The 400 Mawozo gang is largely focused on collective kidnapping. They were responsible for the abduction of 17 American and Canadian citizens, including five children in October, 2021. Even though at first the victims appeared to have escaped their captors, new information suggests that they were released after a mystery donor contributed to the ransom of $1 million per person.
Haiti police inspector Frantz Champagne also blamed the 400 Mawozo for the kidnapping of seven clergy members, including two French citizens in April last year. The gang asked for a $1 million ransom for their liberation. They were all released a week later, but it is unknown whether the ransom demand was met.

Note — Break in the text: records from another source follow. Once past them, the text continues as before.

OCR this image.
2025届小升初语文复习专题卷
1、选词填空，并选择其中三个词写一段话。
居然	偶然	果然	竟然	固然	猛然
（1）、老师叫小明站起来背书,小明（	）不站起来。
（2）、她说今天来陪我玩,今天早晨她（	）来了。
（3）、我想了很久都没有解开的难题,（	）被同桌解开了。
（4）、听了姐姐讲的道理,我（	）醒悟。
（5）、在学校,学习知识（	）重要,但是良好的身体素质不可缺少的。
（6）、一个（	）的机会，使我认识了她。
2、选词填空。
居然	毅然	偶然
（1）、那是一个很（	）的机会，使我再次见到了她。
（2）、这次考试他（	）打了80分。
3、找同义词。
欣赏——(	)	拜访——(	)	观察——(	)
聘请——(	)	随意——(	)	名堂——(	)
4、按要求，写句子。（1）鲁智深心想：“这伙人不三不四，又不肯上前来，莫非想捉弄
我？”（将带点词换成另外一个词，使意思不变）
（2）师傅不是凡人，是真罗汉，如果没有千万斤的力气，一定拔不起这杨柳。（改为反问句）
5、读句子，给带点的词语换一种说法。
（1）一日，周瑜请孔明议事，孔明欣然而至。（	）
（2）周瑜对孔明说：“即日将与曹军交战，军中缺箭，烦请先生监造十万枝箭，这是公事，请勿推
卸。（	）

But religious groups are not the only victims. According to Haiti’s Human Rights Analysis and Research Center (Centre d’Analyse et de Recherche en Droits de l’Homme – CARDH), in the past, 400 Mawozo has also specialized in the extortion of businesses, hijacking of trucks and other kinds of illegal trafficking along the border with the Dominican Republic.
The 400 Mawozo criminal activities have largely been concentrated in the municipality of Croix-des-Bouquets, located in the outskirts of the metropolitan area of Port-au-Prince. However, their presence has also been reported in the municipalities of Ganthier, Thomassseau and Fonds-Verettes.

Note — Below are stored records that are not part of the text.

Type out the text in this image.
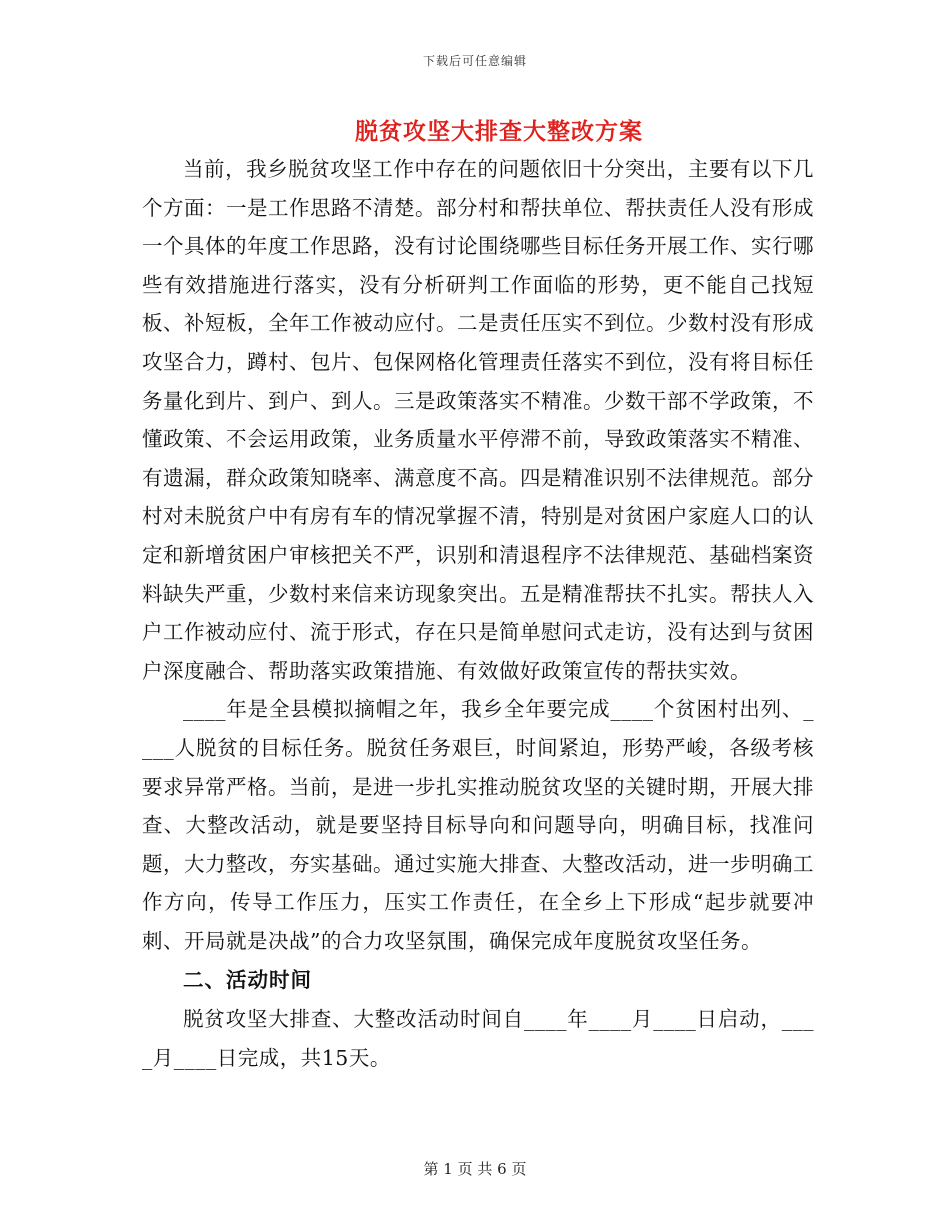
下载后可任意编辑
脱贫攻坚大排查大整改方案

当前，我乡脱贫攻坚工作中存在的问题依旧十分突出，主要有以下几个方面：一是工作思路不清楚。部分村和帮扶单位、帮扶责任人没有形成一个具体的年度工作思路，没有讨论围绕哪些目标任务开展工作、实行哪些有效措施进行落实，没有分析研判工作面临的形势，更不能自己找短板、补短板，全年工作被动应付。二是责任压实不到位。少数村没有形成攻坚合力，蹲村、包片、包保网格化管理责任落实不到位，没有将目标任务量化到片、到户、到人。三是政策落实不精准。少数干部不学政策，不懂政策、不会运用政策，业务质量水平停滞不前，导致政策落实不精准、有遗漏，群众政策知晓率、满意度不高。四是精准识别不法律规范。部分村对未脱贫户中有房有车的情况掌握不清，特别是对贫困户家庭人口的认定和新增贫困户审核把关不严，识别和清退程序不法律规范、基础档案资料缺失严重，少数村来信来访现象突出。五是精准帮扶不扎实。帮扶人入户工作被动应付、流于形式，存在只是简单慰问式走访，没有达到与贫困户深度融合、帮助落实政策措施、有效做好政策宣传的帮扶实效。

____年是全县模拟摘帽之年，我乡全年要完成____个贫困村出列、____人脱贫的目标任务。脱贫任务艰巨，时间紧迫，形势严峻，各级考核要求异常严格。当前，是进一步扎实推动脱贫攻坚的关键时期，开展大排查、大整改活动，就是要坚持目标导向和问题导向，明确目标，找准问题，大力整改，夯实基础。通过实施大排查、大整改活动，进一步明确工作方向，传导工作压力，压实工作责任，在全乡上下形成“起步就要冲刺、开局就是决战”的合力攻坚氛围，确保完成年度脱贫攻坚任务。

二、活动时间

脱贫攻坚大排查、大整改活动时间自____年____月____日启动，____月____日完成，共15天。

第 1 页 共 6 页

The 400 Mawozo recently established a permanent presence in Canaan, a suburb located in Croix-des-Bouquets that connects to the only route leading to the north of the island.  Calpas explained that this group intends to expand to other parts of the metropolitan area of Port au Prince by surrounding the capital.  
According to a security analyst consulted by InSight Crime, the 400 Mawozo has established presence in the border point of Malpasse, across from the Dominican Repbulic, as well. This source also explained that control over these territories gives 400 Mawozo the opportunity to influence the elections of four national deputies, control 64 voting stations and the Croix-des-Bouquets prison, where many of its members are behind bars.
In addition, their presence in the border with the Dominican Republic gives them access to criminal activities that take place in this area, such as contraband, human smuggling, human trafficking, arms trafficking and drug trafficking.
InSight Crime has not identified alliances or rivalries involving 400 Mawozo. However, according to the CARDH, they have sent ammunition to the Village de Dieu gang in Port-au-Prince. In addition, it is likely that small armed groups in the suburb of Canaan have attached themselves to the structure of 400 Mawozo, contributing to the expansion of the group.
The involvement of the 400 Mawozo in lucrative criminal economies gives this group the financial muscle to recruit more members and arm them. Their large and strategic geographic presence not only provides the gang with access to potential kidnapping victims, but also businesses to extort.
The expansion of the 400 Mawozo indicates that it likely has secured the political influence needed to maintain its control, as other gangs such as the G9 have done. The gang controls the only route connecting Port-au-Prince to the north of Haiti, meaning it can choose whether to allow the passage of goods and people. Yet there has been no major crackdown on the group so far. One former Haitian government official told InSight Crime on condition of anonymity that “there are 400 Mawozo wearing suits and ties.”